Your version of Java is outdated and needs to be updated to take advantage of fixes that have eliminated security vulnerabilities.
Updating Java:

Download the latest version of Java Runtime Environment (JRE) 6 Update 5.
Scroll down to where it says "Java Runtime Environment (JRE) 6 Update 5".
Click the "Download" button to the right.
For Platform, select "Windows"
For language, select your language
Read the License agreement and then Check the box that says: "I agree to the Java SE Runtime Environment 6 License Agreement".
Click Continue
Click on the link to download Windows Offline Installation and save to your desktop.
Close any programs you may have running - especially your web browser.
Go to Start > Control Panel double-click on Add/Remove programs and remove all older versions of Java.
Check any item with Java Runtime Environment (JRE or J2SE) in the name.
- Examples of older versions in Add or Remove Programs:
- Java 2 Runtime Environment, SE v1.4.2
- J2SE Runtime Environment 5.0
- J2SE Runtime Environment 5.0 Update 6
Click the Remove or Change/Remove button.
Repeat as many times as necessary to remove each Java versions.
Reboot your computer once all Java components are removed.
Then from your desktop double-click on jre-6u5-windows-i586-p.exe to install the newest version.

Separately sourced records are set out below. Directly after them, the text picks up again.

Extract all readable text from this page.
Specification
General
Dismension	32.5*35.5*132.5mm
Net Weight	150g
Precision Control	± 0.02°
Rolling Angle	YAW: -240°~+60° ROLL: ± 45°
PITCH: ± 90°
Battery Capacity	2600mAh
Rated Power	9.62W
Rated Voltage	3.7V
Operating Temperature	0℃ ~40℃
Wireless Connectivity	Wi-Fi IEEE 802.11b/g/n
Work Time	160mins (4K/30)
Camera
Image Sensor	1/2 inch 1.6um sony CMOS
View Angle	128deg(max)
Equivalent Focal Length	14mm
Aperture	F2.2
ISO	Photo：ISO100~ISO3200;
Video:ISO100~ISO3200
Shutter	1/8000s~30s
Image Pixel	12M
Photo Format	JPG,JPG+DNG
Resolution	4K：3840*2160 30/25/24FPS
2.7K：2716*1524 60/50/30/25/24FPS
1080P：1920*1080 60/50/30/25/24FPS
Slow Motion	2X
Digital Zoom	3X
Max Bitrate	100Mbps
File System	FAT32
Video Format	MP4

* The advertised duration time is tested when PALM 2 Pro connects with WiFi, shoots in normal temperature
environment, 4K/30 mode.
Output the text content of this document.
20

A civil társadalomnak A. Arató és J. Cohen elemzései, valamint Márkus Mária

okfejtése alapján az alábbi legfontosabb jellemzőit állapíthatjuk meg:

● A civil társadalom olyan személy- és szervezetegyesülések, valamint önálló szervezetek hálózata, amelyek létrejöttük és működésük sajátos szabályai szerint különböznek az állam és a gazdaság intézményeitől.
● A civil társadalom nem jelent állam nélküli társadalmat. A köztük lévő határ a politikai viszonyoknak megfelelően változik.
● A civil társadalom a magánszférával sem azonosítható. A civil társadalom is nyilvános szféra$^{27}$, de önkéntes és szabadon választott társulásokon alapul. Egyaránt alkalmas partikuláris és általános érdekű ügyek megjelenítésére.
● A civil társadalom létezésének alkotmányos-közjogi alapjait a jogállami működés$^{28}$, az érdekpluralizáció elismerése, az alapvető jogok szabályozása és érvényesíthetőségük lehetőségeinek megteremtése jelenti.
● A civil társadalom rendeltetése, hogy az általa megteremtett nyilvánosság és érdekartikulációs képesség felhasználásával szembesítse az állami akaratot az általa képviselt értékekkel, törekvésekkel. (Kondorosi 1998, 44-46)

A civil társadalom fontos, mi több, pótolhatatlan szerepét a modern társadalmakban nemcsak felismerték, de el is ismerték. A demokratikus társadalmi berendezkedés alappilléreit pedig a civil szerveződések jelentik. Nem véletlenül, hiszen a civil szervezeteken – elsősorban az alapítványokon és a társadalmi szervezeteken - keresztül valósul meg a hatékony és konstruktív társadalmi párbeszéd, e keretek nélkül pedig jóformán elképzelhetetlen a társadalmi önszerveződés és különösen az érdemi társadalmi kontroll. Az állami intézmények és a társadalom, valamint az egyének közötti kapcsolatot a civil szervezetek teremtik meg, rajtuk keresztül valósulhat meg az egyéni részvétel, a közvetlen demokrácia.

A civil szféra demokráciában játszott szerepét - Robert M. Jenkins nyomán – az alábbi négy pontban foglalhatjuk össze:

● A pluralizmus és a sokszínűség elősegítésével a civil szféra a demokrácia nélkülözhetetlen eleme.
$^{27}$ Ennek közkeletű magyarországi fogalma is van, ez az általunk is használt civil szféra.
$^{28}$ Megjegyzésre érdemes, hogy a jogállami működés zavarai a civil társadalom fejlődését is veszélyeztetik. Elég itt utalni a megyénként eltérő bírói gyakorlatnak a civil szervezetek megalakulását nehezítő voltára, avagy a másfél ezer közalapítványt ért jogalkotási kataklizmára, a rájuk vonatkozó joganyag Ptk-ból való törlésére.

* Go to start > run and copy and paste next command in the field:

ComboFix /u

Make sure there's a space between Combofix and /
Then hit enter.

This will uninstall Combofix, delete its related folders and files, reset your clock settings, hide file extensions, hide the system/hidden files and resets System Restore again.

Let me know in your next reply how things are now.

#11
miekiemoes

Posted 09 April 2008 - 12:44 PM

Malware Expert

Member
5,503 posts

Let me know in your next reply how things are now.

Still with us?

#12
miekiemoes

Posted 17 April 2008 - 11:00 AM

Malware Expert

Member
5,503 posts

Due to lack of feedback, this topic has been closed.

If you need this topic reopened, please contact a staff member. This applies only to the original topic starter. Everyone else please begin a New Topic.